As mentioned previously, several suture patterns have been designed for the surgical repair of severed tendons, including the Bunnell, Bunnell-Mayer, locking loop or modified Kessler, and three lopp pulley techniques. In the immediate postoperative healing period the sutures are relied upon to maintain tendon apposition and resist gap formation. They provide mechanical support and serve as a scaffold for initial cellular migration. The suture pattern should not restrict blood flow within the tendon or enhance scar formation by irritating the surrounding tissues. In light of these criteria, the locking loop and three loop pulley techniques are favored, as they are less restrictive of the intrinsic blood supply and provide greater tensile strength than do Bunnell sutures. The three loop pulley pattern has been shown to provide more tensile strength and resistance to gap formation than the locking loop pattern; however, it may compromise gliding function because of the quantity of suture material on the surface of the tendon. With this in mind, the locking loop pattern would seem best suited for use in situations where maximum gliding function is necessary, while the three loop pulley pattern may be used advantageously in high-load situations where provision of early tensile strength rather than restoration of normal gliding function is of primary concern.

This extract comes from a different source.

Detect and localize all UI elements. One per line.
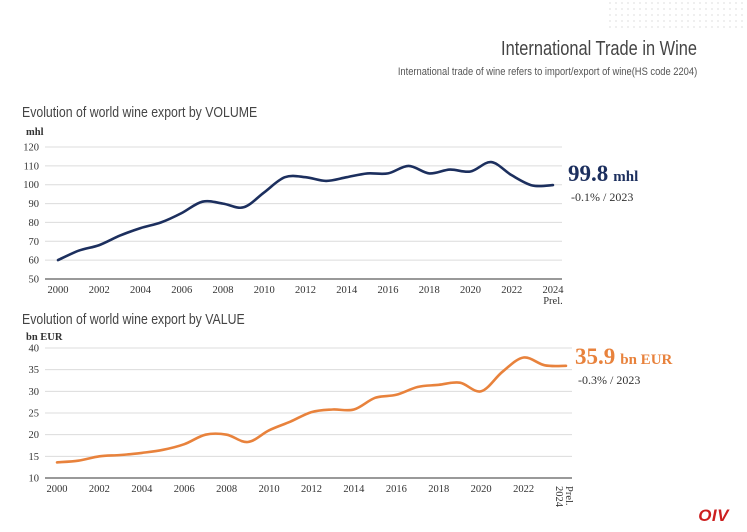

Postoperative management of a surgical repair of a tendon rupture should consist of external support and immobilization for three weeks, followed by an additional three to four week period of restricted activity as the intrinsic tensile strength of the healing tendon increase. There should then be a gradual return to normal activity. Recent evidence indicates that limited passive motion aids in the longitudinal orientation of tendon fibrils in tendon repair while active motion will inhibit early repair of the tendon. When controlled passive motion is utilized, tendons heal more rapidly than in immobilized repairs. The difficulty encountered in veterinary surgery is how to conveniently implement limited passive motion without placing too much stress on the healing tendon too soon in a potentially uncooperative patient. Hopefully, additional advances will be made in the near future to help overcome these difficulties and to optimize the healing of tendon injuries in general.